The latest healthcare technology trends aim to make interoperability a reality, while making chronic care management a part of patients’ everyday lives.
The goal of much of this technology is to automate tasks, so that clinicians have an opportunity to build better relationships with patients. Using artificial intelligence to assist with administrative tasks is predicted to save the healthcare industry $18 billion by 2026, according to an analysis by Accenture released in July 2017. As of February 2017, there were more than 100 artificial intelligence healthcare startup companies, according to CBI Insights.
In the next five to 10 years, healthcare technology will converge using blockchain technology, artificial intelligence, and remote, autonomous monitoring devices, according to a report from the transformational health analysts at Frost & Sullivan.
"Blockchain technology may not be the panacea for healthcare industry challenges, but it holds the potential to save billions of dollars by optimizing current workflows and disintermediating some high-cost gatekeepers," says Kamaljit Behera, transformational health industry analyst at Frost & Sullivan. “Burgeoning connected health devices and the need to protect against data breaches make blockchain, with its ubiquitous security infrastructure, the obvious foundation for emerging digital health workflows and advanced healthcare interoperability.”
Here are five of the most innovative healthcare technologies that aim to change how stakeholders from all areas of the healthcare industry interact.
1. Amazon Echo for diabetes care
Amazon Echo, the voice activated smart speaker, has partnered with drug company Merck & Co. to develop apps that assist people with type 2 diabetes. The tech company wants developers to use Echo’s digital assistant, Alexa, to make diabetes self-management easier.
The corporations joined to launch the Alexa Diabetes challenge, and ask developers to take advantage of Amazon’s ecosystem of applications, databases, and cloud services to create a patient-focused diabetes technology that will also be useful to caregivers, providers, and payers.
As of January 2017, more than 8 million people own at least one Amazon Echo. The device has more than 7,000 “skills” or third-party applications. Echo users ask Alexa to order pizzas, schedule Uber, remind them of events, and create grocery lists, among other tasks. VoiceLabs, a mobile ecosystem and analytics company, predicts that 24.5 million voice-first devices will be shipped in 2017.
“The bidirectional interaction is so easy for everybody. It’s great to imagine what’s possible,” says Nicole Bell, co-founder and executive director of Cambia Grove, a healthcare technology-focused accelerator. Bell was chosen as one of five judges of the Alexa Diabetes challenge.
“Type 2 diabetes is a very common disease, so if you can make a difference using technology that engages consumers and lowers disease burden, it’s an amazing proposition.”
As big name tech companies including Amazon, Apple, and Google continue to make investments in healthcare, the goal is to make chronic care management an easier part of overall life management.

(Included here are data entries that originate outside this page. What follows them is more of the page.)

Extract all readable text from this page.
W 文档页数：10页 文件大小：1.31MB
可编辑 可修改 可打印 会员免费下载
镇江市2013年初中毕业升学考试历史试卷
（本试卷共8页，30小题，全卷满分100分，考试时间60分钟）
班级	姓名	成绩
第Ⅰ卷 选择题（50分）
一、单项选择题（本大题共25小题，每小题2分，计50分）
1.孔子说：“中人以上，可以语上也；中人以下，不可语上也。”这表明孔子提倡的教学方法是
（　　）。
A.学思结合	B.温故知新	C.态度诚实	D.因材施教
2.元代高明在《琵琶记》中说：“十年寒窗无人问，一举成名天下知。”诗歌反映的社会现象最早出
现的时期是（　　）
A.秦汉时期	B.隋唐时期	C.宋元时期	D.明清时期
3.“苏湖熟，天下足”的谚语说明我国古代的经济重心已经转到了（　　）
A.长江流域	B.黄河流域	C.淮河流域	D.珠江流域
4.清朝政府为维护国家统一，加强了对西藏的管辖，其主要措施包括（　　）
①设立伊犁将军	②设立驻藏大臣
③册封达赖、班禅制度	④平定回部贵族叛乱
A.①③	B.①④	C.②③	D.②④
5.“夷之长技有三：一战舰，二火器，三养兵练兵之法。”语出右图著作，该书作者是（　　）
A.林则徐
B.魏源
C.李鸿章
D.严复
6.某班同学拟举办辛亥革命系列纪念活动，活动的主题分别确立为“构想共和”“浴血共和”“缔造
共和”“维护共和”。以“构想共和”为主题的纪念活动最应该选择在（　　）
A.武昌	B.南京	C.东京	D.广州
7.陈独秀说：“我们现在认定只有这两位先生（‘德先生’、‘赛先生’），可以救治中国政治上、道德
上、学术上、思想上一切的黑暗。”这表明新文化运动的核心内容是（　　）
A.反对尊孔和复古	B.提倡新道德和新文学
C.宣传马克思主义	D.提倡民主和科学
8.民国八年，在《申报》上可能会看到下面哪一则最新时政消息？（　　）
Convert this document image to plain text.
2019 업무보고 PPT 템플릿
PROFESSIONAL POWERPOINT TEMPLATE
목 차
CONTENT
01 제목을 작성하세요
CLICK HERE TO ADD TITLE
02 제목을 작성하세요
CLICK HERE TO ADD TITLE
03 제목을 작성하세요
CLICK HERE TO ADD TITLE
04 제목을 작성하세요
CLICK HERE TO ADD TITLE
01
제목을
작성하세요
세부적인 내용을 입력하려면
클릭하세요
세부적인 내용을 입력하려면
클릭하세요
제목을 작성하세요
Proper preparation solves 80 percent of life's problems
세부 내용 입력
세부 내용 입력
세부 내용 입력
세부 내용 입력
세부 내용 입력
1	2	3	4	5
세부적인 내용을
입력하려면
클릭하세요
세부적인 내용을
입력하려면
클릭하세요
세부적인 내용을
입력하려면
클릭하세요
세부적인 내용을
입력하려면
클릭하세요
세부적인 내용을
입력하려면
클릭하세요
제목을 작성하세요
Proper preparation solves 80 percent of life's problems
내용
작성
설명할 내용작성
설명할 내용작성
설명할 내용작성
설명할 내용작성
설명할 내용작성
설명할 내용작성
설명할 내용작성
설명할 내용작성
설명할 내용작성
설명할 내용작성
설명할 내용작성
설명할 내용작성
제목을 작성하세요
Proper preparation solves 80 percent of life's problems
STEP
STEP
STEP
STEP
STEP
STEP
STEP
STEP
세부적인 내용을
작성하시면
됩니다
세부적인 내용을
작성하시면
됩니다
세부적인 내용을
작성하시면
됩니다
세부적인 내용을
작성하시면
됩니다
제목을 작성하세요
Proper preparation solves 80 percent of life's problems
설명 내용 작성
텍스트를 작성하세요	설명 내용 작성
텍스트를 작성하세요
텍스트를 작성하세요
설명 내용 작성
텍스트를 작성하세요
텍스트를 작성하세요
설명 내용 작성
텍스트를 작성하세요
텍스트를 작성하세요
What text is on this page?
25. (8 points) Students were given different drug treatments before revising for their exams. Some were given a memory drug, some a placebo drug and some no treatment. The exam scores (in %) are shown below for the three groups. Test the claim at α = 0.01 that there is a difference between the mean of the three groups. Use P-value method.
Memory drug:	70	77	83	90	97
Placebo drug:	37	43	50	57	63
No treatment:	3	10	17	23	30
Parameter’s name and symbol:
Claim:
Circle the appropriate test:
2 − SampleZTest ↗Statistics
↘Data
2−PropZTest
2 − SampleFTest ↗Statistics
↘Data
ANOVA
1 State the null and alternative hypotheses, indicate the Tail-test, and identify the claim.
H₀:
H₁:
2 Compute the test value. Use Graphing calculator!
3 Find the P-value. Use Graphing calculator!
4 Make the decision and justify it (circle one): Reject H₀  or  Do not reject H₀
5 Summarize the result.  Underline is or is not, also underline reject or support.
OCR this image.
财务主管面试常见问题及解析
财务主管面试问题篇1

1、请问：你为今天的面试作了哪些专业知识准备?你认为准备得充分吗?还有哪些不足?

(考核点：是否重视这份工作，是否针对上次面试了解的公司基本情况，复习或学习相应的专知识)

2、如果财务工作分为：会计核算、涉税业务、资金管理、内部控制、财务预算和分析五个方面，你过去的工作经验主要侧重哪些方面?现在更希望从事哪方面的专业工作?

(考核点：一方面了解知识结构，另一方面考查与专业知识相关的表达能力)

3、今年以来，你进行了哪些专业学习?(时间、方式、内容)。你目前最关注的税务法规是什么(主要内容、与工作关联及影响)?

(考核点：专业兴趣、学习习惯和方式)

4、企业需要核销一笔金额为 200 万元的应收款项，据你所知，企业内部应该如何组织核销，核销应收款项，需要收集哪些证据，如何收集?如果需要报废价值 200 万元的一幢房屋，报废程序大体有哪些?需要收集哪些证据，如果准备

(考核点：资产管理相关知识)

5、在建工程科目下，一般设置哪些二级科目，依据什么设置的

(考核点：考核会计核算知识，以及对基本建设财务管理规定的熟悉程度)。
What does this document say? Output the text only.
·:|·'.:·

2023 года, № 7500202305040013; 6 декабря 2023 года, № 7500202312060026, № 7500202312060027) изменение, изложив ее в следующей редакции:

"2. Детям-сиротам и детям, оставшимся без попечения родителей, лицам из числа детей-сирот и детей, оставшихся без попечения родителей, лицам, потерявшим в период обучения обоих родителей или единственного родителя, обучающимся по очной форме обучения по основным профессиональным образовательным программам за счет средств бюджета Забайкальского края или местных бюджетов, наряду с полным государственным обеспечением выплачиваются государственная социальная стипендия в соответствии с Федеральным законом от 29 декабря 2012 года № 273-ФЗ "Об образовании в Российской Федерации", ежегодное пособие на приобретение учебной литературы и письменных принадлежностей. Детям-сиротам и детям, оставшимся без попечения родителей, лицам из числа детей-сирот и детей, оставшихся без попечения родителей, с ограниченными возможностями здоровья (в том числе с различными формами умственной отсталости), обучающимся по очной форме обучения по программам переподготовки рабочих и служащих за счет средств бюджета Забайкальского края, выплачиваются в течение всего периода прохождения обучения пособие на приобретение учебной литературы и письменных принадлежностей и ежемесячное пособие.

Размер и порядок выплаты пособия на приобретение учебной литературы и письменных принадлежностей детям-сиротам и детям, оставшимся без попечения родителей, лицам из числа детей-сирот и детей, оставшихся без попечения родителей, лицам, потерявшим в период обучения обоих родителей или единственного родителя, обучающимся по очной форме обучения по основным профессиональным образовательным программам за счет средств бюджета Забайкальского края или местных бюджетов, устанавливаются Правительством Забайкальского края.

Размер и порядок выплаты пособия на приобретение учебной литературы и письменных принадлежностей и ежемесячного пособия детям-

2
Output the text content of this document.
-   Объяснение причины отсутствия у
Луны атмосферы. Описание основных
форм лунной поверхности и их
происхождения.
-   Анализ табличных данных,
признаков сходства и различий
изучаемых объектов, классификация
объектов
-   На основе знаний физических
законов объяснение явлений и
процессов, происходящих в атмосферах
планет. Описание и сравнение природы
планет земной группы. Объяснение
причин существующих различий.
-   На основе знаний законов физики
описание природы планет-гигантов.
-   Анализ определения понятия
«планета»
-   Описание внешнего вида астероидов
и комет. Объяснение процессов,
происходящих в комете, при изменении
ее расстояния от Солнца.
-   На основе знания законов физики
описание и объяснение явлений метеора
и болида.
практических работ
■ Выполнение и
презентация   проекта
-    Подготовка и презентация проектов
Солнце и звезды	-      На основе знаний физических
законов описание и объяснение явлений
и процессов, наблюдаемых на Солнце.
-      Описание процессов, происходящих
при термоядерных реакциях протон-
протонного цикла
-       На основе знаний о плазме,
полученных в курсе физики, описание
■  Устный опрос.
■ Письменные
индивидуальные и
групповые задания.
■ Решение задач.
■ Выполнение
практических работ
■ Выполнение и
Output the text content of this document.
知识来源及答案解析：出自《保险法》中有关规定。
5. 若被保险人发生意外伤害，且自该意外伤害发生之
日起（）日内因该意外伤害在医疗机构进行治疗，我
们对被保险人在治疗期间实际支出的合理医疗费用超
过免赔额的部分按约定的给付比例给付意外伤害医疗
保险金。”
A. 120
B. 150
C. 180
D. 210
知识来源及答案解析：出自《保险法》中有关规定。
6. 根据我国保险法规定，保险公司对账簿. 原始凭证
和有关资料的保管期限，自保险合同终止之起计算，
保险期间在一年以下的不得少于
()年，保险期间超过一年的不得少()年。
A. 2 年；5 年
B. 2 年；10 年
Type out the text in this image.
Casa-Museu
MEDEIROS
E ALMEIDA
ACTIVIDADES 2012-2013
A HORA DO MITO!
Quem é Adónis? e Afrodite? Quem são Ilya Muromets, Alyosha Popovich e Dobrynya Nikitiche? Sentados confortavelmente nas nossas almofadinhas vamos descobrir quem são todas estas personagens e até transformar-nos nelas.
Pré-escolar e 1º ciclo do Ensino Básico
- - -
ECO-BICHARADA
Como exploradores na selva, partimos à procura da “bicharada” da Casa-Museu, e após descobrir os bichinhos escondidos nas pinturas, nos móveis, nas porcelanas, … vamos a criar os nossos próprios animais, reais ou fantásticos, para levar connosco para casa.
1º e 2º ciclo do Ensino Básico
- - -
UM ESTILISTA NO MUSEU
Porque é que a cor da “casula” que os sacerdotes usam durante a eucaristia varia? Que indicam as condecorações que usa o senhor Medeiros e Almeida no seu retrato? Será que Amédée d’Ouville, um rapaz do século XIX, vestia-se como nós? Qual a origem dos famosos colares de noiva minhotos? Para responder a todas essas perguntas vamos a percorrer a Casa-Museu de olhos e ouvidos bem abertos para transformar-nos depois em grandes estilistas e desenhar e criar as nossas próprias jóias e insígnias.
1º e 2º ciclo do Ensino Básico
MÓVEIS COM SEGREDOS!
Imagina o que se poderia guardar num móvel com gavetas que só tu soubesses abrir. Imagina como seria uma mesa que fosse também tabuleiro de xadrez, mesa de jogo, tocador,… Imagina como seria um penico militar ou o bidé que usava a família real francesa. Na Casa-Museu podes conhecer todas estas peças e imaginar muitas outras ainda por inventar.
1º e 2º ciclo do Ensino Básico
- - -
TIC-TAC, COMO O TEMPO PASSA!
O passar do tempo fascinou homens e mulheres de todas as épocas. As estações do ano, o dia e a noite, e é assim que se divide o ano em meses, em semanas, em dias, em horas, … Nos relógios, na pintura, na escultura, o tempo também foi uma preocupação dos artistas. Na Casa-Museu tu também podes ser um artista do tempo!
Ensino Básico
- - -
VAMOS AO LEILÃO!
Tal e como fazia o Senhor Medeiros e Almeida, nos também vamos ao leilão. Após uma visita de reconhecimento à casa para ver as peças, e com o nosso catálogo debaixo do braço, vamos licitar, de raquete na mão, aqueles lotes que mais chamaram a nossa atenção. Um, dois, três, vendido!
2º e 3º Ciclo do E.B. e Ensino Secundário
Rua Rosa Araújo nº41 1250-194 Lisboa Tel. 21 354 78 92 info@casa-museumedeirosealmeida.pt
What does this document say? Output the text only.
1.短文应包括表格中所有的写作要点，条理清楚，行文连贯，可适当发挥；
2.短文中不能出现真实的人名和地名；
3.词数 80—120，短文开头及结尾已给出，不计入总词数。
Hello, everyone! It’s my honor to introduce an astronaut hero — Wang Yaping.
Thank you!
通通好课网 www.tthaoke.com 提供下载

“With the voice-enabled solutions that are already in your house, place of work, or a skilled nursing facility, we can imagine how that can help people when they are outside of the healthcare system. Consumer solutions that can bring down healthcare costs are of high strategic interest for everyone in healthcare today,” Bell says.
Call for contest submissions started in April, and resulted in 96 submissions that included games, data tracking, and analytic tech tools. The first round of finalists were announced in July. Five finalists will receive $25,000 and develop concepts into working prototypes in a virtual accelerator through September. A final winner will be announced in October 2017 , and awarded a $125,000 prize.